MULTI-OBJECTIVE OPTIMAL DESIGN OF CONTROL SYSTEMS
- Author(s): Sardahi, Yousef Hafedh
- Advisor(s): Sun, Jian-Qiao
- et al.
Feedback controls are usually designed to achieve multiple and often conflicting performance goals. These incommensurable objectives can be found in both time and frequency domains. For instance, one may want to design a control system such that the closed-loop system response to a step input has a minimum percentage overshoot , peak time, rise time, settling time, tracking error, and control effort. Another designer may want the controlled system to have a maximum crossover frequency, maximum phase margin and minimum steady-state error . However, Most of these objectives cannot be achieved concurrently. Therefore, trade-offs have to be made when the design objective space includes two or more conflicting objectives. These compromise solutions can be found by techniques called multi-objective optimization algorithms. Unlike the single optimization methods which return only a single solution, the multi-objective optimization algorithms return a set of solutions called the Pareto set and a set of the corresponding objective function values called the Pareto front.
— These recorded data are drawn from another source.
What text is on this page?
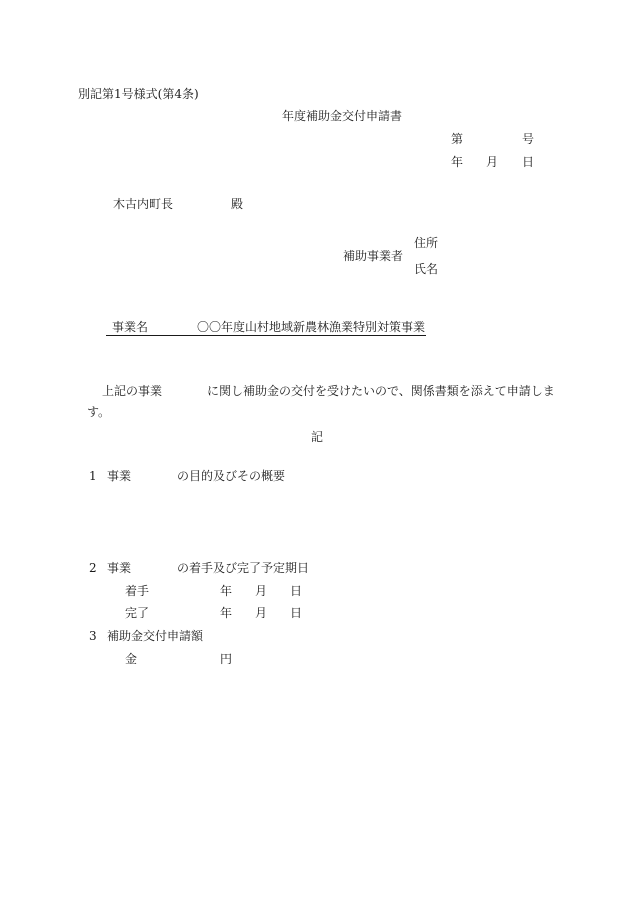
別記第1号様式(第4条)
年度補助金交付申請書
第	号
年 月 日
木古内町長	殿
住所
補助事業者
氏名
事業名	〇〇年度山村地域新農林漁業特別対策事業
上記の事業	に関し補助金の交付を受けたいので、関係書類を添えて申請しま
す。
記
1 事業	の目的及びその概要
2 事業	の着手及び完了予定期日
着手	年 月 日
完了	年 月 日
3 補助金交付申請額
金	円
In this thesis, we present a multi-objective optimal (MOO) design of linear and nonlinear control systems using two algorithms: the non-dominated sorting genetic algorithm (NSGA-II) and a multi-objective optimization algorithm based on the simple cell mapping. The NSGA-II is one of the most popular methods in solving multi-objective optimization problems (MOPs). The cell mapping methods were originated by Hsu in 1980s for global analysis of nonlinear dynamical systems that can have multiple steady-state responses including equilibrium states, periodic motions, and chaotic attractors. However, this method can be also used also to solve multi-objective optimization problems by using a direct search method that can steer the search into any pre-selected direction in the objective space.
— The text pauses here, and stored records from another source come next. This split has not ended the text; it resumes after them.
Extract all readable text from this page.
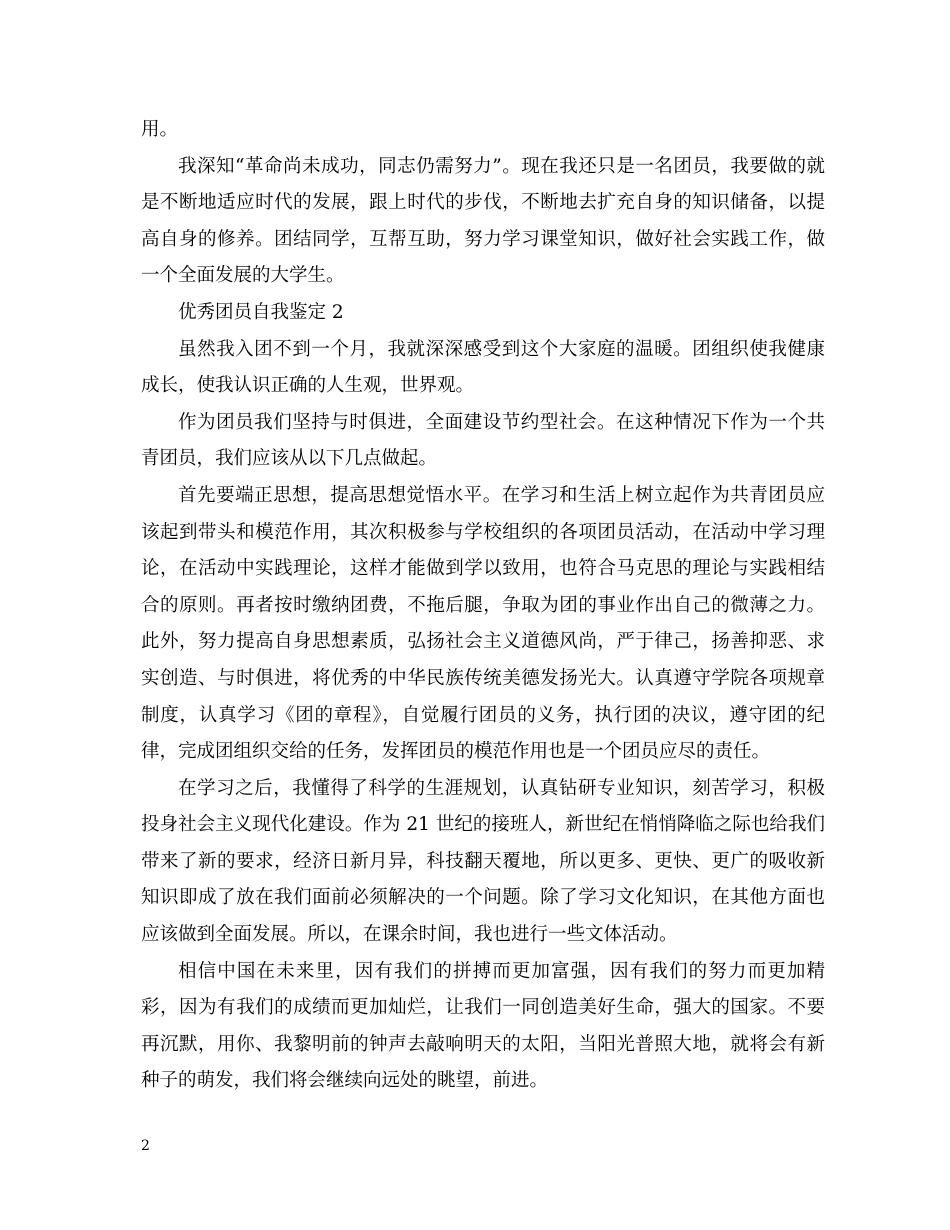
用。

我深知“革命尚未成功，同志仍需努力”。现在我还只是一名团员，我要做的就是不断地适应时代的发展，跟上时代的步伐，不断地去扩充自身的知识储备，以提高自身的修养。团结同学，互帮互助，努力学习课堂知识，做好社会实践工作，做一个全面发展的大学生。

优秀团员自我鉴定 2

虽然我入团不到一个月，我就深深感受到这个大家庭的温暖。团组织使我健康成长，使我认识正确的人生观，世界观。

作为团员我们坚持与时俱进，全面建设节约型社会。在这种情况下作为一个共青团员，我们应该从以下几点做起。

首先要端正思想，提高思想觉悟水平。在学习和生活上树立起作为共青团员应该起到带头和模范作用，其次积极参与学校组织的各项团员活动，在活动中学习理论，在活动中实践理论，这样才能做到学以致用，也符合马克思的理论与实践相结合的原则。再者按时缴纳团费，不拖后腿，争取为团的事业作出自己的微薄之力。此外，努力提高自身思想素质，弘扬社会主义道德风尚，严于律己，扬善抑恶、求实创造、与时俱进，将优秀的中华民族传统美德发扬光大。认真遵守学院各项规章制度，认真学习《团的章程》，自觉履行团员的义务，执行团的决议，遵守团的纪律，完成团组织交给的任务，发挥团员的模范作用也是一个团员应尽的责任。

在学习之后，我懂得了科学的生涯规划，认真钻研专业知识，刻苦学习，积极投身社会主义现代化建设。作为 21 世纪的接班人，新世纪在悄悄降临之际也给我们带来了新的要求，经济日新月异，科技翻天覆地，所以更多、更快、更广的吸收新知识即成了放在我们面前必须解决的一个问题。除了学习文化知识，在其他方面也应该做到全面发展。所以，在课余时间，我也进行一些文体活动。

相信中国在未来里，因有我们的拼搏而更加富强，因有我们的努力而更加精彩，因为有我们的成绩而更加灿烂，让我们一同创造美好生命，强大的国家。不要再沉默，用你、我黎明前的钟声去敲响明天的太阳，当阳光普照大地，就将会有新种子的萌发，我们将会继续向远处的眺望，前进。

2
Four case studies of robust multi-objective/many-objective optimal control design are introduced. In the first case, the NSGA-II is used to design the gains of a PID (proportional-integral-derivative) control and an observer simultaneously. The optimal design takes into account the stability robustness of both the control system and the estimator at the same time. Furthermore, the closed-loop system's robustness against external disturbances and measurement noises are included in the objective space.
The second case study investigates the MOO design of an active control system applied to an under-actuated bogie system of high speed trains using the NSGA-II. Three conflicting objectives are considered in the design: the controlled system relative stability, disturbance rejection and control energy consumption. The performance of the Pareto optimal controls is tested against the train speed and wheel-rail contact conicity, which have huge impact on the bogie lateral stability.
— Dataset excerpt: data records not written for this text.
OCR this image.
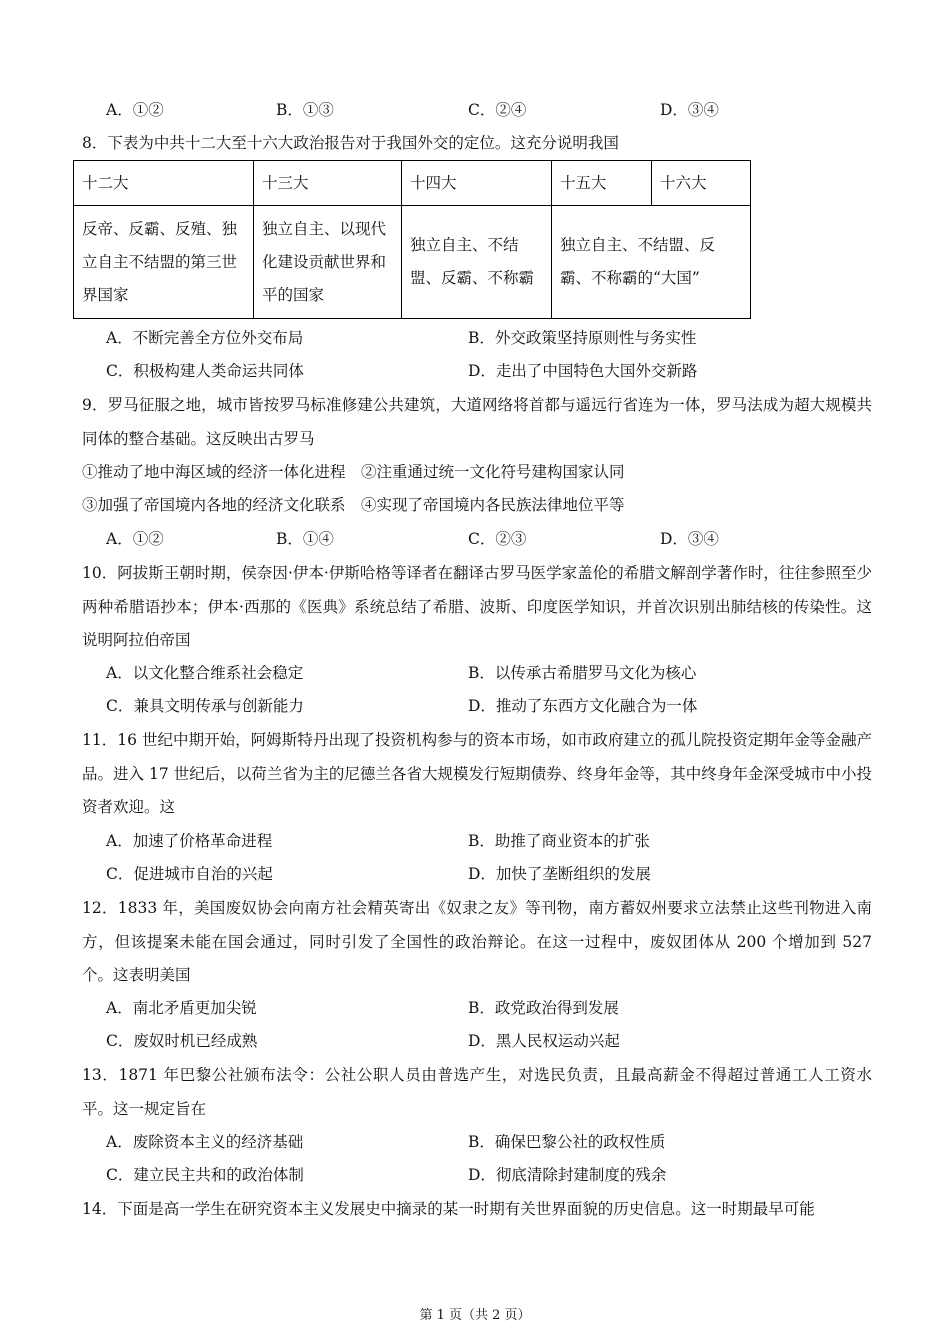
A．①②	B．①③	C．②④	D．③④
8．下表为中共十二大至十六大政治报告对于我国外交的定位。这充分说明我国
十二大	十三大	十四大	十五大	十六大
反帝、反霸、反殖、独立自主不结盟的第三世界国家	独立自主、以现代化建设贡献世界和平的国家	独立自主、不结盟、反霸、不称霸	独立自主、不结盟、反霸、不称霸的“大国”	
A．不断完善全方位外交布局	B．外交政策坚持原则性与务实性
C．积极构建人类命运共同体	D．走出了中国特色大国外交新路
9．罗马征服之地，城市皆按罗马标准修建公共建筑，大道网络将首都与遥远行省连为一体，罗马法成为超大规模共同体的整合基础。这反映出古罗马
①推动了地中海区域的经济一体化进程　②注重通过统一文化符号建构国家认同
③加强了帝国境内各地的经济文化联系　④实现了帝国境内各民族法律地位平等
A．①②	B．①④	C．②③	D．③④
10．阿拔斯王朝时期，侯奈因·伊本·伊斯哈格等译者在翻译古罗马医学家盖伦的希腊文解剖学著作时，往往参照至少两种希腊语抄本；伊本·西那的《医典》系统总结了希腊、波斯、印度医学知识，并首次识别出肺结核的传染性。这说明阿拉伯帝国
A．以文化整合维系社会稳定	B．以传承古希腊罗马文化为核心
C．兼具文明传承与创新能力	D．推动了东西方文化融合为一体
11．16 世纪中期开始，阿姆斯特丹出现了投资机构参与的资本市场，如市政府建立的孤儿院投资定期年金等金融产品。进入 17 世纪后，以荷兰省为主的尼德兰各省大规模发行短期债券、终身年金等，其中终身年金深受城市中小投资者欢迎。这
A．加速了价格革命进程	B．助推了商业资本的扩张
C．促进城市自治的兴起	D．加快了垄断组织的发展
12．1833 年，美国废奴协会向南方社会精英寄出《奴隶之友》等刊物，南方蓄奴州要求立法禁止这些刊物进入南方，但该提案未能在国会通过，同时引发了全国性的政治辩论。在这一过程中，废奴团体从 200 个增加到 527 个。这表明美国
A．南北矛盾更加尖锐	B．政党政治得到发展
C．废奴时机已经成熟	D．黑人民权运动兴起
13．1871 年巴黎公社颁布法令：公社公职人员由普选产生，对选民负责，且最高薪金不得超过普通工人工资水平。这一规定旨在
A．废除资本主义的经济基础	B．确保巴黎公社的政权性质
C．建立民主共和的政治体制	D．彻底清除封建制度的残余
14．下面是高一学生在研究资本主义发展史中摘录的某一时期有关世界面貌的历史信息。这一时期最早可能
第 1 页（共 2 页）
The third case addresses the MOO design of an adaptive sliding mode control for nonlinear dynamic systems. Minimizing the rise time, control energy consumption, and tracking integral absolute error and maximizing the disturbance rejection efficiency are the objectives of the design. The solution of the MOP results in a large number of trade-off solutions. Therefore, we also introduce a post-processing algorithm that can help the decision-maker to choose from the many available options in the Pareto set. Since the PID controls are the most used control algorithm in industry and usually experience time delay, a MOO design of a time-delayed PID control applied to a nonlinear system is presented as the fourth case study. The SCM is used in the solution of this problem. The peak time, overshoot and the tracking error are considered as design objectives and the design parameters are the PID controller gains.